The last time the DGA didn’t go first was in 2010, when SAG and pre-merger AFTRA came to the bargaining table first. The last time the WGA was first, in 2007, resulted in a 100-day writers’ strike.

Residues are expected to be a key issue in the negotiations. And for the guild, there is considerable pent-up demand for major gains at the bargaining table. Indeed, in 2020, when the WGA’s previous contract was due to expire, the contract advances it had hoped to secure evaporated with the threat of a strike virtually irrelevant, as the industry was already shut down by the first wave. of the Covid pandemic.

Tailings was one of the few bright spots in the latest WGA West earnings report, which found that tailings collected by the WGA in 2021 increased 5.4% from 2020 to a record high of $493.6 million. Total television residuals increased by 4.7%, while screenwriters’ residuals increased by 6.9%. New media, the largest residual category overall, accounted for almost half of the total residuals collected at 45.2%. This is an increase from the previous year, when new media accounted for 36.7% of the total waste collected.

However, the jobs and total earnings of WGA West writers have both declined in recent years. WGA West members got fewer jobs and less pay last year than in 2020, according to the guild’s 2022 annual report, which found 5,951 writers reported employment in all areas of the arts. work in 2021 – a drop of 6.1% – while writers’ total earnings reported for dues fell 7.7% to $1.55 billion. This is the fewest jobs since 2016 and the lowest incomes since 2017.
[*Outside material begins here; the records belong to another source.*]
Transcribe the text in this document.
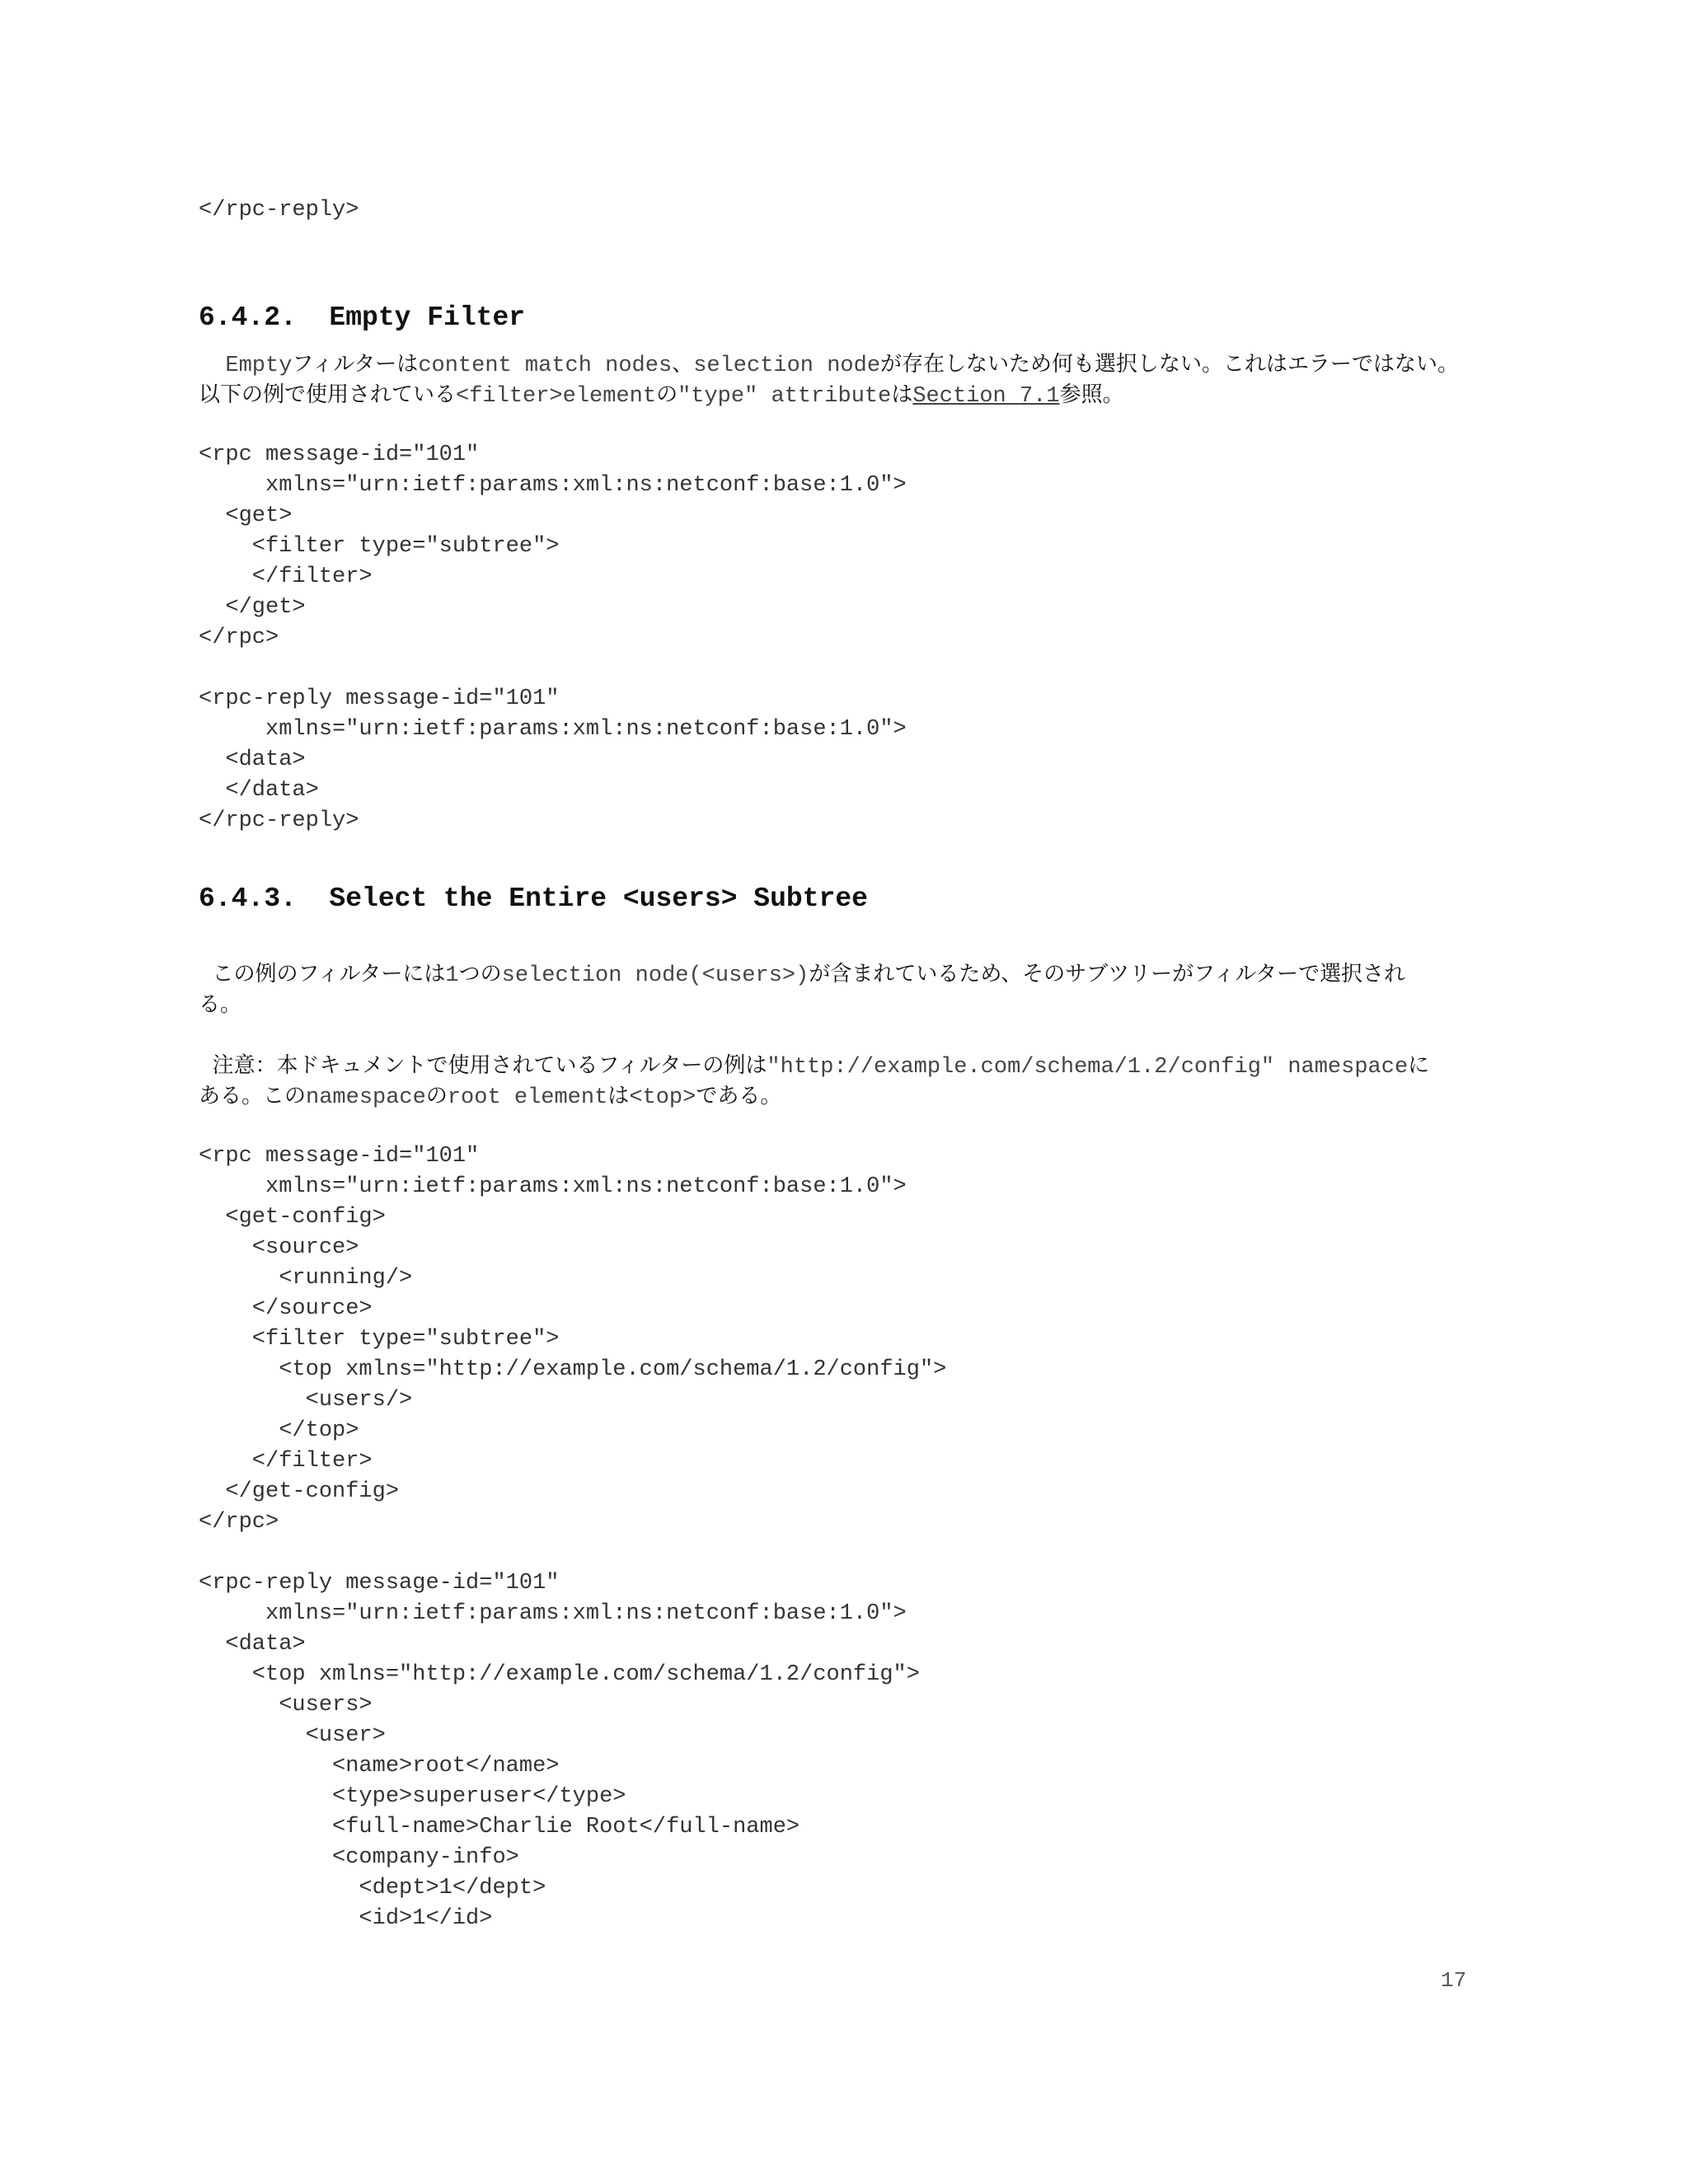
</rpc-reply>
6.4.2.  Empty Filter
Emptyフィルターはcontent match nodes、selection nodeが存在しないため何も選択しない。これはエラーではない。
以下の例で使用されている<filter>elementの"type" attributeはSection 7.1参照。
<rpc message-id="101"
xmlns="urn:ietf:params:xml:ns:netconf:base:1.0">
<get>
<filter type="subtree">
</filter>
</get>
</rpc>
<rpc-reply message-id="101"
xmlns="urn:ietf:params:xml:ns:netconf:base:1.0">
<data>
</data>
</rpc-reply>
6.4.3.  Select the Entire <users> Subtree
この例のフィルターには1つのselection node(<users>)が含まれているため、そのサブツリーがフィルターで選択され
る。
注意：本ドキュメントで使用されているフィルターの例は"http://example.com/schema/1.2/config" namespaceに
ある。このnamespaceのroot elementは<top>である。
<rpc message-id="101"
xmlns="urn:ietf:params:xml:ns:netconf:base:1.0">
<get-config>
<source>
<running/>
</source>
<filter type="subtree">
<top xmlns="http://example.com/schema/1.2/config">
<users/>
</top>
</filter>
</get-config>
</rpc>
<rpc-reply message-id="101"
xmlns="urn:ietf:params:xml:ns:netconf:base:1.0">
<data>
<top xmlns="http://example.com/schema/1.2/config">
<users>
<user>
<name>root</name>
<type>superuser</type>
<full-name>Charlie Root</full-name>
<company-info>
<dept>1</dept>
<id>1</id>
17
Many contenders in last year’s WGA West and WGA East elections said securing increased streaming residuals would be a major focus in upcoming contract negotiations, along with a host of other issues, including rates significantly higher minimum wages to compensate for inflation; more secure retirement and health benefits; more equity and inclusion; the elimination of free labor; and the limitation of mini-rooms, where groups of underpaid writers get together before a TV series’ production to break stories and write screenplays.
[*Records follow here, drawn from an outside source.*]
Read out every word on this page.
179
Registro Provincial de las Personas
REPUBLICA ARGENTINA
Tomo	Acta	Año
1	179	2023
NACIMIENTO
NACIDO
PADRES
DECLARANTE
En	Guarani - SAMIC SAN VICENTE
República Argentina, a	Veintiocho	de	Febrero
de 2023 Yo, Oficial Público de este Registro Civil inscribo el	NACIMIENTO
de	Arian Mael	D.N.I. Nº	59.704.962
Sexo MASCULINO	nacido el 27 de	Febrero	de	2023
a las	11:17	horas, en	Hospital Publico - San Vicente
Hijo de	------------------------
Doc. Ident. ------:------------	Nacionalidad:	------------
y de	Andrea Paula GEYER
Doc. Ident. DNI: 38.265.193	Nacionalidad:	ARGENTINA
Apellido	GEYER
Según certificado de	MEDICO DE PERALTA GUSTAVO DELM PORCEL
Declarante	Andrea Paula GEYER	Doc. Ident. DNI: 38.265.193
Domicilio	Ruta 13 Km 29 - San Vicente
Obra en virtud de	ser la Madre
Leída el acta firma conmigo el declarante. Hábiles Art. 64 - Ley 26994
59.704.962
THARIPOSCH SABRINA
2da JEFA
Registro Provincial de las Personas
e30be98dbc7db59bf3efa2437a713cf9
And in his annual report last May, Lowell Peterson, executive director of the WGA East, looks back on the 2007-08 strike, stating that “as guild members anticipated when they went on strike nearly 15 years, digital technology has transformed the way content is created. and distributed, and how our members make a living. On the television and feature side, everything has changed with the advent of on-demand video streaming, including basic changes in reuse and residual payments; reduction in the number of work weeks and the number of writers in the room; added pressure for free development and other unpaid work, and reduced opportunities for members to move up the ladder…career and produce.
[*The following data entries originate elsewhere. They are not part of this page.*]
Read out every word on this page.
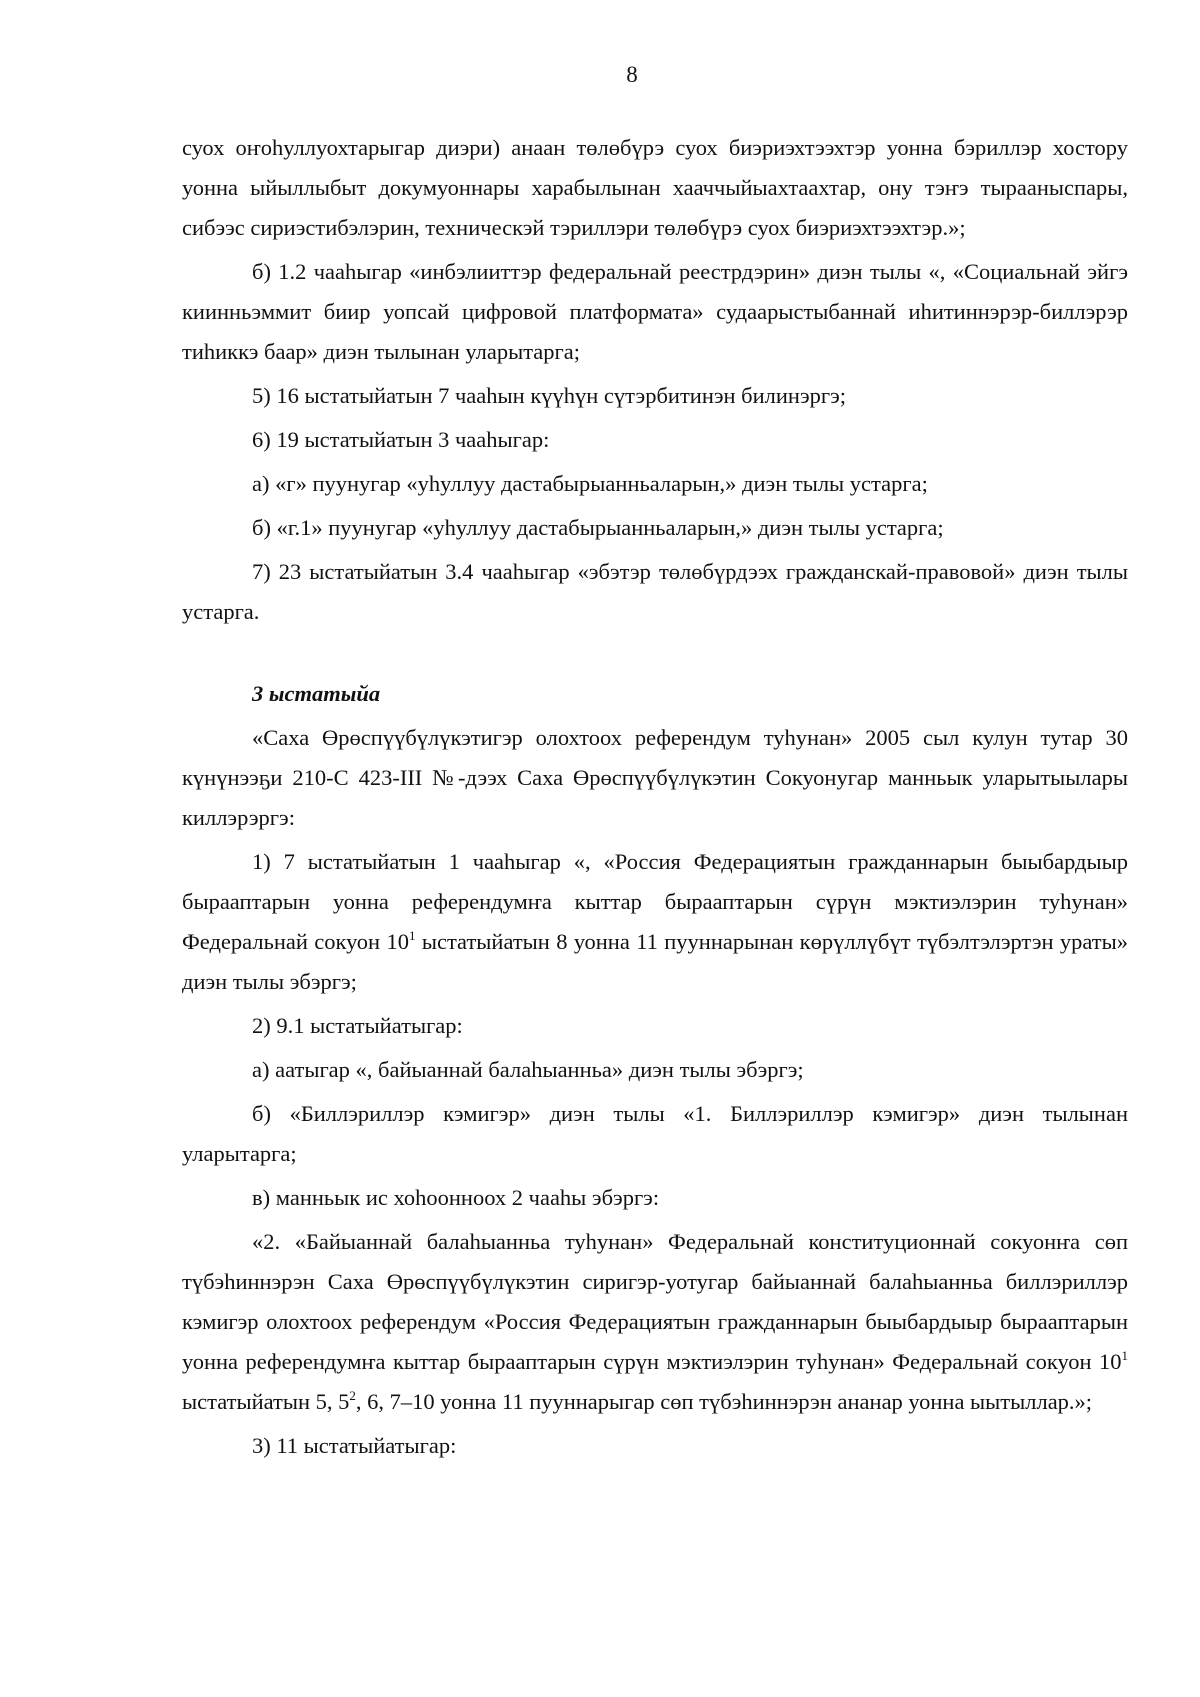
8

суох оҥоһуллуохтарыгар диэри) анаан төлөбүрэ суох биэриэхтээхтэр уонна бэриллэр хостору уонна ыйыллыбыт докумуоннары харабылынан хааччыйыахтаахтар, ону тэҥэ тырааныспары, сибээс сириэстибэлэрин, техническэй тэриллэри төлөбүрэ суох биэриэхтээхтэр.»;

б) 1.2 чааһыгар «инбэлииттэр федеральнай реестрдэрин» диэн тылы «, «Социальнай эйгэ киинньэммит биир уопсай цифровой платформата» судаарыстыбаннай иһитиннэрэр-биллэрэр тиһиккэ баар» диэн тылынан уларытарга;

5) 16 ыстатыйатын 7 чааһын күүһүн сүтэрбитинэн билинэргэ;

6) 19 ыстатыйатын 3 чааһыгар:

а) «г» пуунугар «уһуллуу дастабырыанньаларын,» диэн тылы устарга;

б) «г.1» пуунугар «уһуллуу дастабырыанньаларын,» диэн тылы устарга;

7) 23 ыстатыйатын 3.4 чааһыгар «эбэтэр төлөбүрдээх гражданскай-правовой» диэн тылы устарга.

3 ыстатыйа

«Саха Өрөспүүбүлүкэтигэр олохтоох референдум туһунан» 2005 сыл кулун тутар 30 күнүнээҕи 210-С 423-III №-дээх Саха Өрөспүүбүлүкэтин Сокуонугар манньык уларытыылары киллэрэргэ:

1) 7 ыстатыйатын 1 чааһыгар «, «Россия Федерациятын гражданнарын быыбардыыр бырааптарын уонна референдумҥа кыттар бырааптарын сүрүн мэктиэлэрин туһунан» Федеральнай сокуон $10^1$ ыстатыйатын 8 уонна 11 пууннарынан көрүллүбүт түбэлтэлэртэн ураты» диэн тылы эбэргэ;

2) 9.1 ыстатыйатыгар:

а) аатыгар «, байыаннай балаһыанньа» диэн тылы эбэргэ;

б) «Биллэриллэр кэмигэр» диэн тылы «1. Биллэриллэр кэмигэр» диэн тылынан уларытарга;

в) манньык ис хоһоонноох 2 чааһы эбэргэ:

«2. «Байыаннай балаһыанньа туһунан» Федеральнай конституционнай сокуонҥа сөп түбэһиннэрэн Саха Өрөспүүбүлүкэтин сиригэр-уотугар байыаннай балаһыанньа биллэриллэр кэмигэр олохтоох референдум «Россия Федерациятын гражданнарын быыбардыыр бырааптарын уонна референдумҥа кыттар бырааптарын сүрүн мэктиэлэрин туһунан» Федеральнай сокуон $10^1$ ыстатыйатын 5, $5^2$, 6, 7–10 уонна 11 пууннарыгар сөп түбэһиннэрэн ананар уонна ыытыллар.»;

3) 11 ыстатыйатыгар:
He also noted that under the current WGA contract, “the residue from comedy/variety programs made for SVOD is pitiful.”

Among the frequently asked questions on its website, the guild asks, “What happens if writers go on strike?

The answer: “WGA management can only call a strike after the members have authorized it and the current contract has expired. If a strike is called, members are prohibited from performing covered writing services for companies that do not have an agreement with the WGA. To show unity and resolve, writers picket and engage in other collective actions that help pressure AMPTP to improve its offering. Negotiations can continue during a strike.

“By striking and suspending their work, writers are using their influence to secure meaningful economic gains for all union members. A strike can also pose a financial challenge for individual writers. In the event of a strike, a strike fund committee will oversee the WGAW strike fund for members facing economic hardship as a result of the action.

WGA West’s most recent financial report, filed with the U.S. Department of Labor for the fiscal year ending March 31, 2022, notes that 29 members had still not repaid $280,659 in strike loans taken out during the last strike. Loans are secured by written assignments of a portion of members’ future residual income. Over time, the amount of these outstanding loans has dropped significantly – from $841,151 in 2011.